Of the “fantasy and magical realism” selections, I was especially impressed by the stories about dragons–i.e. the excerpt from Nikolay Tellalov’s To Wake a Dragon (1998, tr. by Kalin M. Nenov, ed. Petar Ruevski, Ilka Chechova, Tsvetomira Dimitrova, and Daniel Bensen) and Genoveva Detelinova’s “The Dragon and the Orange Juice” (tr. by Kalin Nenov 2017). Dragons play an important role in Bulgarian folklore, with the dragon/zmei at times described as a serpent-like creature with four legs and bat wings and at others as a half-man, half-snake; it is often a benevolent guardian. In the excerpt from To Wake a Dragon, we read about a young man who is enjoying a vacation with his friends, but when he accidentally falls into a gorge, he discovers and then winds up freeing a dragon-girl from her stone prison. “The Dragon and the Orange Juice” is a humorous, fast-paced story about a wizard who can only save his father from a dragon by moving through time. Other stories in this category imagine a school for gifted and magical children, a girl born of a fairy and a devil, a town where the wind blows away all of its inhabitants’ words and thoughts, and more.

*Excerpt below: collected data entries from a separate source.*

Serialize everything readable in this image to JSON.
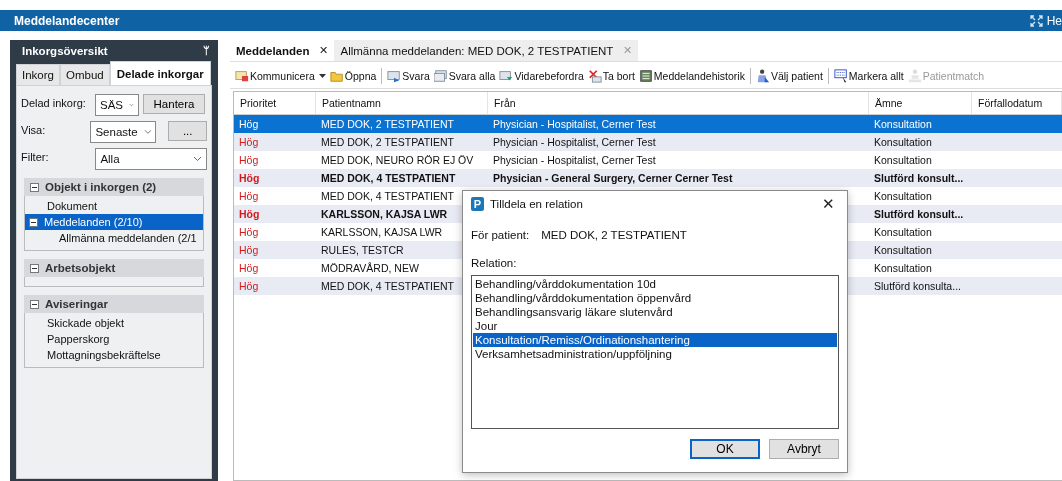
{
  "window": {
    "title": "Meddelandecenter",
    "right_text": "He"
  },
  "sidebar": {
    "title": "Inkorgsöversikt",
    "pin": "ᛘ",
    "tabs": [
      {
        "label": "Inkorg",
        "selected": false
      },
      {
        "label": "Ombud",
        "selected": false
      },
      {
        "label": "Delade inkorgar",
        "selected": true
      }
    ],
    "shared_inbox": {
      "label": "Delad inkorg:",
      "value": "SÄS",
      "button": "Hantera"
    },
    "show": {
      "label": "Visa:",
      "value": "Senaste",
      "button": "..."
    },
    "filter": {
      "label": "Filter:",
      "value": "Alla"
    },
    "sections": [
      {
        "title": "Objekt i inkorgen (2)",
        "expanded": true,
        "items": [
          {
            "label": "Dokument",
            "selected": false
          },
          {
            "label": "Meddelanden (2/10)",
            "selected": true,
            "expanded": true,
            "children": [
              {
                "label": "Allmänna meddelanden (2/1",
                "selected": false
              }
            ]
          }
        ]
      },
      {
        "title": "Arbetsobjekt",
        "expanded": true
      },
      {
        "title": "Aviseringar",
        "expanded": true,
        "items": [
          {
            "label": "Skickade objekt",
            "selected": false
          },
          {
            "label": "Papperskorg",
            "selected": false
          },
          {
            "label": "Mottagningsbekräftelse",
            "selected": false
          }
        ]
      }
    ]
  },
  "doc_tabs": [
    {
      "label": "Meddelanden",
      "selected": true,
      "close": "✕"
    },
    {
      "label": "Allmänna meddelanden: MED DOK, 2 TESTPATIENT",
      "selected": false,
      "close": "✕"
    }
  ],
  "toolbar": [
    {
      "kind": "button",
      "label": "Kommunicera",
      "dropdown": true,
      "disabled": false
    },
    {
      "kind": "button",
      "label": "Öppna",
      "dropdown": false,
      "disabled": false
    },
    {
      "kind": "separator"
    },
    {
      "kind": "button",
      "label": "Svara",
      "dropdown": false,
      "disabled": false
    },
    {
      "kind": "button",
      "label": "Svara alla",
      "dropdown": false,
      "disabled": false
    },
    {
      "kind": "button",
      "label": "Vidarebefordra",
      "dropdown": false,
      "disabled": false
    },
    {
      "kind": "button",
      "label": "Ta bort",
      "dropdown": false,
      "disabled": false
    },
    {
      "kind": "button",
      "label": "Meddelandehistorik",
      "dropdown": false,
      "disabled": false
    },
    {
      "kind": "separator"
    },
    {
      "kind": "button",
      "label": "Välj patient",
      "dropdown": false,
      "disabled": false
    },
    {
      "kind": "separator"
    },
    {
      "kind": "button",
      "label": "Markera allt",
      "dropdown": false,
      "disabled": false
    },
    {
      "kind": "button",
      "label": "Patientmatch",
      "dropdown": false,
      "disabled": true
    }
  ],
  "table": {
    "columns": [
      "Prioritet",
      "Patientnamn",
      "Från",
      "Ämne",
      "Förfallodatum"
    ],
    "rows": [
      {
        "priority": "Hög",
        "patient": "MED DOK, 2 TESTPATIENT",
        "from": "Physician - Hospitalist, Cerner Test",
        "subject": "Konsultation",
        "selected": true,
        "bold": false
      },
      {
        "priority": "Hög",
        "patient": "MED DOK, 2 TESTPATIENT",
        "from": "Physician - Hospitalist, Cerner Test",
        "subject": "Konsultation",
        "selected": false,
        "bold": false
      },
      {
        "priority": "Hög",
        "patient": "MED DOK, NEURO RÖR EJ ÖV",
        "from": "Physician - Hospitalist, Cerner Test",
        "subject": "Konsultation",
        "selected": false,
        "bold": false
      },
      {
        "priority": "Hög",
        "patient": "MED DOK, 4 TESTPATIENT",
        "from": "Physician - General Surgery, Cerner Cerner Test",
        "subject": "Slutförd konsult...",
        "selected": false,
        "bold": true
      },
      {
        "priority": "Hög",
        "patient": "MED DOK, 4 TESTPATIENT",
        "subject": "Konsultation",
        "selected": false,
        "bold": false
      },
      {
        "priority": "Hög",
        "patient": "KARLSSON, KAJSA LWR",
        "subject": "Slutförd konsult...",
        "selected": false,
        "bold": true
      },
      {
        "priority": "Hög",
        "patient": "KARLSSON, KAJSA LWR",
        "subject": "Konsultation",
        "selected": false,
        "bold": false
      },
      {
        "priority": "Hög",
        "patient": "RULES, TESTCR",
        "subject": "Konsultation",
        "selected": false,
        "bold": false
      },
      {
        "priority": "Hög",
        "patient": "MÖDRAVÅRD, NEW",
        "subject": "Konsultation",
        "selected": false,
        "bold": false
      },
      {
        "priority": "Hög",
        "patient": "MED DOK, 4 TESTPATIENT",
        "subject": "Slutförd konsulta...",
        "selected": false,
        "bold": false
      }
    ]
  },
  "dialog": {
    "logo": "P",
    "title": "Tilldela en relation",
    "close": "✕",
    "patient_label": "För patient:",
    "patient": "MED DOK, 2 TESTPATIENT",
    "relation_label": "Relation:",
    "relations": [
      {
        "label": "Behandling/vårddokumentation 10d",
        "selected": false
      },
      {
        "label": "Behandling/vårddokumentation öppenvård",
        "selected": false
      },
      {
        "label": "Behandlingsansvarig läkare slutenvård",
        "selected": false
      },
      {
        "label": "Jour",
        "selected": false
      },
      {
        "label": "Konsultation/Remiss/Ordinationshantering",
        "selected": true
      },
      {
        "label": "Verksamhetsadministration/uppföljning",
        "selected": false
      }
    ],
    "buttons": [
      {
        "label": "OK",
        "default": true
      },
      {
        "label": "Avbryt",
        "default": false
      }
    ]
  }
}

The “avant-garde speculative fiction” section includes Evtimova’s surrealistic “Impossibly Blue” (tr. by the author 2011) and “Wrong” (tr. by? 2009), and Yancho Cholakov’s “Asked the Soldier, ‘Who Called Me?'” (tr. by Kalin Nenov 2013). Both “Impossibly Blue” and “Wrong” seamlessly blend magical realism with a hint of the sinister: in the former, a woman believes that she hears a world being typed by a man on the “other side” of a blank piece of paper; while in the latter, a depressed and irritable woman meets the man whose manuscript she must translate (though she despises it) and finds out that his car only moves forward if either the driver or passenger is happy. Cholakov’s “Asked the Soldier” is a heady mix of futuristic weapons and Mesoamerican sacrifice in a warped alternate world.